Public monuments and statuary play a role in the mythologising of nations, authoritarian or democratic. They commemorate the fallen soldier and perpetuate the myth of war. Monuments function as visual reminders of who holds political power, and of whose voice is heard. But many of the 20th century’s most iconic images remind us that monuments and statues are not sacrosanct. The idea of the monument has come under renewed scrutiny in the work of a number of artists who have come of age in the decades of violence that have shaped the political climate of the late 20th and early 21st century.

A refrigerator, a dead cat (preserved by taxidermy), a transistor radio, a cigarette, a child’s white lace dress on a wire hanger: these objects are suspended by wire, in a row, on the monumental, rusted structure of football goal posts. They might be imagined as signifiers of consumerism, aspiration and the transient comforts of leisure and domesticity; imagined via the conduits of commodity culture. As a national sport, football is a site of heroic masculinity, and for many (as numerous biographies attest) it is an escape from the entrapments of poverty, invisibility and the aftermath of political violence. Ironically titled Merry-Go Round (2013), this work by Sislej Xhafa functions as a poignant counter-monument. It offers no heroic figure, and no myth of authority and human victory against the odds.
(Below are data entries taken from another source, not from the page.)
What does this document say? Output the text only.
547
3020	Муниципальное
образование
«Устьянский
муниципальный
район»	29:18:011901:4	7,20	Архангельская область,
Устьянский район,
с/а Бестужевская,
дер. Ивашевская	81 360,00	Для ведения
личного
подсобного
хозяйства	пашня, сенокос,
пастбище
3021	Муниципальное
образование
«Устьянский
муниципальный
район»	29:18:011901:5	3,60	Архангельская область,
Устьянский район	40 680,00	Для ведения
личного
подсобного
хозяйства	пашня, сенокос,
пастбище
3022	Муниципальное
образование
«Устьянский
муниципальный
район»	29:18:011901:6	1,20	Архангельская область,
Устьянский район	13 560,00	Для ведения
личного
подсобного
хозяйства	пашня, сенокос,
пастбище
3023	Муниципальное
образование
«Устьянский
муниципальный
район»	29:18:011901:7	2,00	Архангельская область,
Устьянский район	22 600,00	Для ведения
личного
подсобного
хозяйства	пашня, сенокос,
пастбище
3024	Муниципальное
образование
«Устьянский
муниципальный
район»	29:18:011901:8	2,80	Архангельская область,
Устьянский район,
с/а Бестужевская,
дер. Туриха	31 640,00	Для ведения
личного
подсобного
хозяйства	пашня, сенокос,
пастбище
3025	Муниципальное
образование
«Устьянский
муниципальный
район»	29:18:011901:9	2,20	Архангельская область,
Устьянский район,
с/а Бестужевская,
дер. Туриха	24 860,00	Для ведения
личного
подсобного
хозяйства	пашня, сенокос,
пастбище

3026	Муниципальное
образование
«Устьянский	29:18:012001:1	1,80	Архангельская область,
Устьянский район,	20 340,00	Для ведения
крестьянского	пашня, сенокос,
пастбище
It is a memento mori of sorts, with its displaced goal posts; lifeless cat; and objects that imply human presences (as they offer only absence) and speak only to the anonymous and invisible.

Xhafa, who was born in Kosovo in 1970 (and is now based in New York), is an example of a generation of artists emerging in relation to the lived encounter with political violence: ‘I like to question violence because I come from a very violent country. Art can push beyond what is obvious. To me, it becomes an attitude that is not about proving what is. Because in reality violence is stronger than us. Art is rather about pushing at the edges. To me what is important is not visual memory but memory as it is experienced. My work is not linked to shock. It slowly draws you into an environment and makes you feel. This is my approach to the process of questioning’.

Visually Xhafa’s work (across media) suggests historical relationships to early 20th-century European modernism in dialogue with the devastation of the First World War. It speaks also to the critical, experimental practices of the 1960s and 1970s, an important moment in terms of art’s relation to politics. But the work of artists such as Xhafa also brings to these histories (their critique of any belief in a grand, coherent narrative; and an irreproachable truth) a vision grounded in the present. This present is characterised by the escalating entanglements of capitalism, politics, displacement and war, and the survival of those searching for a ground within the uncertain space of the exile.